AB emperyalistleri 2011’de Suriye’ye ilan edilen savaşa destek oldular. Fransa, İngiltere gibileri savaş suçuna doğrudan ortak oldu. Almanya, İtalya gibileri ise dolaylı bir şekilde yıkıcı savaşın tarafı oldular. Cihatçı tetikçilerin Suriye’ye transfer edilmesini için ise tümü kapılarını açtı. Suriye’nin yakılıp yıkılmasını, yüzbinlerce kişinin katledilmesini umursamadılar. Kısacası savaşta cihatçı terörün safında yer aldılar.
Suriye ordusu ile müttefikleri cihatçıların son kalesi İdlib’e karşı saldırıya geçince, AB şeflerinin “insani damarı” kabardı. Güya sivillerin zarar görmesinden endişe ediyorlar.
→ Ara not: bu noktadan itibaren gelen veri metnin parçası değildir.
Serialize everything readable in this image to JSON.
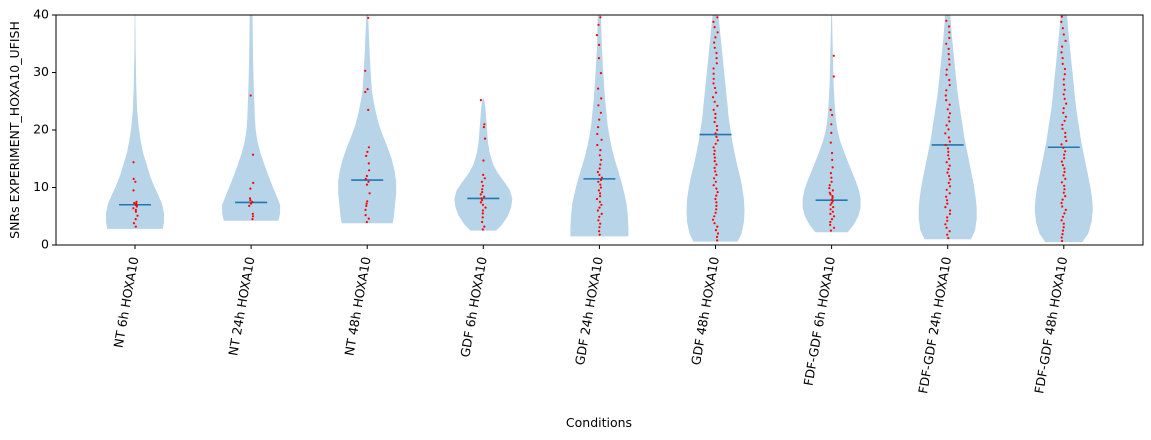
{
  "chart_data": {
    "type": "violin",
    "xlabel": "Conditions",
    "ylabel": "SNRs EXPERIMENT_HOXA10_UFISH",
    "ylim": [
      0,
      40
    ],
    "yticks": [
      0,
      10,
      20,
      30,
      40
    ],
    "grid": false,
    "colors": {
      "violin": "#b8d4e8",
      "median": "#1f77b4",
      "points": "#ff0000",
      "axis": "#000000"
    },
    "categories": [
      "NT 6h HOXA10",
      "NT 24h HOXA10",
      "NT 48h HOXA10",
      "GDF 6h HOXA10",
      "GDF 24h HOXA10",
      "GDF 48h HOXA10",
      "FDF-GDF 6h HOXA10",
      "FDF-GDF 24h HOXA10",
      "FDF-GDF 48h HOXA10"
    ],
    "groups": [
      {
        "label": "NT 6h HOXA10",
        "median": 7.0,
        "range": [
          2.8,
          42
        ],
        "profile": [
          [
            2.8,
            0.48
          ],
          [
            4,
            0.5
          ],
          [
            5.5,
            0.5
          ],
          [
            7,
            0.47
          ],
          [
            8.5,
            0.41
          ],
          [
            10,
            0.34
          ],
          [
            12,
            0.26
          ],
          [
            14,
            0.2
          ],
          [
            16,
            0.14
          ],
          [
            18,
            0.1
          ],
          [
            20,
            0.07
          ],
          [
            22,
            0.05
          ],
          [
            24,
            0.035
          ],
          [
            28,
            0.02
          ],
          [
            34,
            0.01
          ],
          [
            42,
            0.003
          ]
        ],
        "points": [
          3.2,
          3.8,
          4.5,
          5.1,
          5.8,
          6.1,
          6.4,
          6.7,
          6.9,
          7.0,
          7.2,
          7.3,
          7.5,
          9.5,
          11.0,
          11.5,
          14.4
        ]
      },
      {
        "label": "NT 24h HOXA10",
        "median": 7.4,
        "range": [
          4.2,
          45
        ],
        "profile": [
          [
            4.2,
            0.47
          ],
          [
            5.5,
            0.5
          ],
          [
            7,
            0.5
          ],
          [
            8.5,
            0.44
          ],
          [
            10,
            0.38
          ],
          [
            12,
            0.3
          ],
          [
            14,
            0.23
          ],
          [
            16,
            0.16
          ],
          [
            18,
            0.11
          ],
          [
            20,
            0.08
          ],
          [
            22,
            0.065
          ],
          [
            25,
            0.055
          ],
          [
            28,
            0.045
          ],
          [
            32,
            0.035
          ],
          [
            36,
            0.03
          ],
          [
            40,
            0.025
          ],
          [
            45,
            0.02
          ]
        ],
        "points": [
          4.5,
          5.0,
          5.4,
          6.8,
          7.2,
          7.5,
          7.8,
          8.1,
          9.8,
          10.8,
          15.7,
          26.0
        ]
      },
      {
        "label": "NT 48h HOXA10",
        "median": 11.3,
        "range": [
          3.8,
          41
        ],
        "profile": [
          [
            3.8,
            0.44
          ],
          [
            5,
            0.46
          ],
          [
            7,
            0.48
          ],
          [
            9,
            0.5
          ],
          [
            11,
            0.5
          ],
          [
            13,
            0.47
          ],
          [
            15,
            0.42
          ],
          [
            17,
            0.35
          ],
          [
            19,
            0.27
          ],
          [
            21,
            0.2
          ],
          [
            23,
            0.15
          ],
          [
            25,
            0.11
          ],
          [
            27,
            0.08
          ],
          [
            30,
            0.06
          ],
          [
            34,
            0.04
          ],
          [
            38,
            0.025
          ],
          [
            41,
            0.01
          ]
        ],
        "points": [
          4.0,
          4.6,
          5.2,
          6.1,
          6.8,
          7.2,
          7.6,
          9.0,
          10.5,
          11.0,
          11.5,
          12.0,
          13.0,
          14.2,
          15.5,
          16.2,
          17.0,
          23.5,
          26.6,
          27.1,
          30.3,
          39.5
        ]
      },
      {
        "label": "GDF 6h HOXA10",
        "median": 8.1,
        "range": [
          2.5,
          25.5
        ],
        "profile": [
          [
            2.5,
            0.22
          ],
          [
            3.5,
            0.32
          ],
          [
            5,
            0.42
          ],
          [
            6.5,
            0.48
          ],
          [
            8,
            0.5
          ],
          [
            9.5,
            0.46
          ],
          [
            11,
            0.36
          ],
          [
            12.5,
            0.25
          ],
          [
            14,
            0.17
          ],
          [
            16,
            0.11
          ],
          [
            18,
            0.08
          ],
          [
            20,
            0.065
          ],
          [
            22,
            0.05
          ],
          [
            24,
            0.035
          ],
          [
            25.5,
            0.01
          ]
        ],
        "points": [
          2.7,
          3.2,
          4.0,
          4.8,
          5.5,
          6.0,
          6.5,
          7.0,
          7.4,
          7.8,
          8.1,
          8.4,
          8.8,
          9.2,
          9.7,
          10.3,
          11.0,
          11.6,
          12.2,
          14.7,
          18.5,
          20.5,
          21.0,
          25.2
        ]
      },
      {
        "label": "GDF 24h HOXA10",
        "median": 11.5,
        "range": [
          1.5,
          42
        ],
        "profile": [
          [
            1.5,
            0.5
          ],
          [
            3,
            0.5
          ],
          [
            5,
            0.49
          ],
          [
            7,
            0.47
          ],
          [
            9,
            0.43
          ],
          [
            11,
            0.38
          ],
          [
            13,
            0.32
          ],
          [
            15,
            0.26
          ],
          [
            17,
            0.21
          ],
          [
            19,
            0.17
          ],
          [
            21,
            0.14
          ],
          [
            23,
            0.12
          ],
          [
            25,
            0.1
          ],
          [
            28,
            0.08
          ],
          [
            31,
            0.06
          ],
          [
            34,
            0.045
          ],
          [
            37,
            0.035
          ],
          [
            40,
            0.025
          ],
          [
            42,
            0.02
          ]
        ],
        "points": [
          1.8,
          2.4,
          3.1,
          3.7,
          4.3,
          4.9,
          5.4,
          6.0,
          6.5,
          7.0,
          7.5,
          8.0,
          8.5,
          9.0,
          9.5,
          10.0,
          10.5,
          11.0,
          11.3,
          11.7,
          12.2,
          12.7,
          13.3,
          14.0,
          14.8,
          15.6,
          16.5,
          17.4,
          18.3,
          19.3,
          20.5,
          21.8,
          23.0,
          24.3,
          25.5,
          27.2,
          29.9,
          32.5,
          34.8,
          36.5,
          38.3,
          39.6
        ]
      },
      {
        "label": "GDF 48h HOXA10",
        "median": 19.2,
        "range": [
          0.6,
          42
        ],
        "profile": [
          [
            0.6,
            0.38
          ],
          [
            2,
            0.45
          ],
          [
            4,
            0.49
          ],
          [
            6,
            0.5
          ],
          [
            8,
            0.49
          ],
          [
            10,
            0.46
          ],
          [
            12,
            0.42
          ],
          [
            14,
            0.37
          ],
          [
            16,
            0.33
          ],
          [
            18,
            0.29
          ],
          [
            20,
            0.26
          ],
          [
            22,
            0.23
          ],
          [
            24,
            0.21
          ],
          [
            26,
            0.19
          ],
          [
            28,
            0.17
          ],
          [
            30,
            0.15
          ],
          [
            32,
            0.13
          ],
          [
            34,
            0.11
          ],
          [
            36,
            0.09
          ],
          [
            38,
            0.07
          ],
          [
            40,
            0.05
          ],
          [
            42,
            0.03
          ]
        ],
        "points": [
          0.8,
          1.4,
          2.0,
          2.6,
          3.2,
          3.8,
          4.4,
          5.0,
          5.6,
          6.2,
          6.8,
          7.4,
          8.0,
          8.6,
          9.2,
          9.8,
          10.4,
          11.0,
          11.6,
          12.2,
          12.8,
          13.4,
          14.0,
          14.6,
          15.2,
          15.8,
          16.4,
          17.0,
          17.6,
          18.2,
          18.8,
          19.4,
          20.0,
          20.7,
          21.4,
          22.1,
          22.8,
          23.5,
          24.2,
          24.9,
          25.7,
          26.5,
          27.3,
          28.1,
          28.9,
          29.8,
          30.7,
          31.6,
          32.5,
          33.4,
          34.3,
          35.2,
          36.1,
          37.0,
          37.9,
          38.8,
          39.6
        ]
      },
      {
        "label": "FDF-GDF 6h HOXA10",
        "median": 7.8,
        "range": [
          2.2,
          41
        ],
        "profile": [
          [
            2.2,
            0.28
          ],
          [
            3.5,
            0.38
          ],
          [
            5,
            0.46
          ],
          [
            6.5,
            0.5
          ],
          [
            8,
            0.5
          ],
          [
            9.5,
            0.47
          ],
          [
            11,
            0.42
          ],
          [
            12.5,
            0.36
          ],
          [
            14,
            0.3
          ],
          [
            16,
            0.22
          ],
          [
            18,
            0.15
          ],
          [
            20,
            0.1
          ],
          [
            22,
            0.07
          ],
          [
            25,
            0.05
          ],
          [
            28,
            0.035
          ],
          [
            32,
            0.025
          ],
          [
            36,
            0.015
          ],
          [
            41,
            0.005
          ]
        ],
        "points": [
          2.5,
          3.0,
          3.5,
          4.0,
          4.5,
          5.0,
          5.4,
          5.8,
          6.2,
          6.6,
          7.0,
          7.3,
          7.6,
          7.9,
          8.2,
          8.5,
          8.8,
          9.1,
          9.5,
          9.9,
          10.4,
          11.0,
          11.7,
          12.5,
          13.5,
          14.8,
          16.0,
          17.8,
          19.5,
          21.0,
          22.6,
          23.5,
          29.3,
          32.9
        ]
      },
      {
        "label": "FDF-GDF 24h HOXA10",
        "median": 17.4,
        "range": [
          1.0,
          42
        ],
        "profile": [
          [
            1,
            0.4
          ],
          [
            2.5,
            0.47
          ],
          [
            4.5,
            0.5
          ],
          [
            6.5,
            0.5
          ],
          [
            8.5,
            0.48
          ],
          [
            10.5,
            0.45
          ],
          [
            12.5,
            0.41
          ],
          [
            14.5,
            0.37
          ],
          [
            16.5,
            0.33
          ],
          [
            18.5,
            0.29
          ],
          [
            20.5,
            0.26
          ],
          [
            22.5,
            0.23
          ],
          [
            24.5,
            0.2
          ],
          [
            26.5,
            0.17
          ],
          [
            28.5,
            0.15
          ],
          [
            30.5,
            0.13
          ],
          [
            32.5,
            0.11
          ],
          [
            34.5,
            0.09
          ],
          [
            36.5,
            0.07
          ],
          [
            38.5,
            0.055
          ],
          [
            40.5,
            0.04
          ],
          [
            42,
            0.03
          ]
        ],
        "points": [
          1.2,
          1.8,
          2.4,
          3.0,
          3.6,
          4.2,
          4.8,
          5.4,
          6.0,
          6.6,
          7.2,
          7.8,
          8.4,
          9.0,
          9.6,
          10.2,
          10.8,
          11.4,
          12.0,
          12.6,
          13.2,
          13.8,
          14.4,
          15.0,
          15.6,
          16.2,
          16.8,
          17.4,
          18.0,
          18.7,
          19.4,
          20.1,
          20.8,
          21.5,
          22.2,
          22.9,
          23.6,
          24.4,
          25.2,
          26.0,
          26.9,
          27.8,
          28.7,
          29.6,
          30.5,
          31.4,
          32.3,
          33.2,
          34.1,
          35.0,
          36.0,
          37.0,
          38.0,
          39.0
        ]
      },
      {
        "label": "FDF-GDF 48h HOXA10",
        "median": 17.0,
        "range": [
          0.5,
          42
        ],
        "profile": [
          [
            0.5,
            0.32
          ],
          [
            2,
            0.42
          ],
          [
            4,
            0.48
          ],
          [
            6,
            0.5
          ],
          [
            8,
            0.49
          ],
          [
            10,
            0.46
          ],
          [
            12,
            0.42
          ],
          [
            14,
            0.38
          ],
          [
            16,
            0.34
          ],
          [
            18,
            0.3
          ],
          [
            20,
            0.27
          ],
          [
            22,
            0.24
          ],
          [
            24,
            0.21
          ],
          [
            26,
            0.19
          ],
          [
            28,
            0.17
          ],
          [
            30,
            0.15
          ],
          [
            32,
            0.13
          ],
          [
            34,
            0.11
          ],
          [
            36,
            0.09
          ],
          [
            38,
            0.07
          ],
          [
            40,
            0.055
          ],
          [
            42,
            0.04
          ]
        ],
        "points": [
          0.7,
          1.3,
          1.9,
          2.5,
          3.1,
          3.7,
          4.3,
          4.9,
          5.5,
          6.1,
          6.7,
          7.3,
          7.9,
          8.5,
          9.1,
          9.7,
          10.3,
          10.9,
          11.5,
          12.1,
          12.7,
          13.3,
          13.9,
          14.5,
          15.1,
          15.7,
          16.3,
          16.9,
          17.5,
          18.1,
          18.8,
          19.5,
          20.2,
          20.9,
          21.6,
          22.3,
          23.0,
          23.8,
          24.6,
          25.4,
          26.2,
          27.0,
          27.9,
          28.8,
          29.7,
          30.6,
          31.5,
          32.5,
          33.5,
          34.5,
          35.5,
          36.6,
          37.7,
          38.8,
          39.7
        ]
      }
    ]
  }
}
Oysa tutumları, tersi sonuçlar yaratıyor.
Riyakarlık seremonisi
Cihatçıların İdlib’de sıkışmaları AB şeflerini harekete geçirdi. Konuyla ilgili ortak imzalı açıklama yapan AB üyesi 14 ülkenin -Almanya, Fransa, İtalya, Hollanda, İspanya, Portekiz, Belçika, Estonya, Polonya, Litvanya, İsveç, Danimarka, Finlandiya, İrlanda- dışişleri bakanları, İdlib’de operasyonun biran önce durdurulmasını talep ettiler.
İdlib'de bir "insani felaket" yaşandığını savunan AB şefleri, Suriye yönetiminin, “toprakların askeri yollardan geri alınması stratejisini” derhal terk etmesini istediler. Açıklamaya göre tek dertleri var; o da “insani felaket”i engellemek.
AB şeflerine göre İdlib, -ağır silahlarla donanmış, 80 ülkeden devşirilmiş, 9 yıldan beri vahşi cinayetler işleyen cihatçılardan- siyasi müzakereyle kurtarılmalı. Oysa İdlib’in %90’ına hakim olan, sivilleri kalkan olarak kullanan El Kaide artıklarının her tür müzakereyi reddettiğini onlar da biliyor. Son haftalarda 200’ü aşkın yerleşim yerinde kontrol sağlayan Suriye ordusunun İdlib’i cihatçılardan arındırma planı AB şeflerini diken üstünde bırakmış görünüyor. Bundan dolayı “çatışmalar derhal sonlandırılmalı” diye buyuruyorlar.
Suriye’nin yarısını enkaza çeviren, yüz binlerin hayatına mal olan savaşı desteklerken “insani felakat”ten söz etmeyen bu şefler, ülkelerine yeni mülteci akını olmasın, Suriye halklarının başına bela ettikleri cihatçıların bir kısmı kendi ülkelerine gelmesin diye, İdlib’de “El Kaidestan şeriat emirliği”nin hayatta kalmasını istiyorlar. Bu rezil amaçlarını açıkça dile getiremedikleri için “insancıl hukuk”, “insani felaket” üzerine sahtekarca vaazlar veriyorlar.
“Tehdit sopası” masada
AB şefleri İdlib’de “radikal gruplar olduğunu göz ardı etmiyorlar”mış. Hatta kendileri “terörle kararlı bir şekilde mücadele ediyor, IŞİD'e karşı savaşta en ön safta yer alıyorlar”mış. Bu kadar “duyarlı” olan bu şef takımının IŞİD’e karşı savaşta ne yaptıkları belli değil. Ama 9 yıldır cihatçı teröre karşı mücadele eden Suriye yönetimini elden geldiğince sıkıştırmaya çalıştıkları bir sır değil.
İdlib'deki cihatçı emirliğin çökme ihtimali artınca, Suriye yönetimini tehdit etmeye başladılar. “Suriye'de işlenen suçlara yönelik cezasızlığa karşı hareket etme yükümlülüğü hissediyoruz…” diyen AB şefleri, El Kaide emirliğini kurtarmak için, “uluslararası savaş suçları mahkemesi” sopasını sallıyor. Görünen o ki, gelişmeler bu riyakar takımının endişelerini derinleştirmeye devam edecek.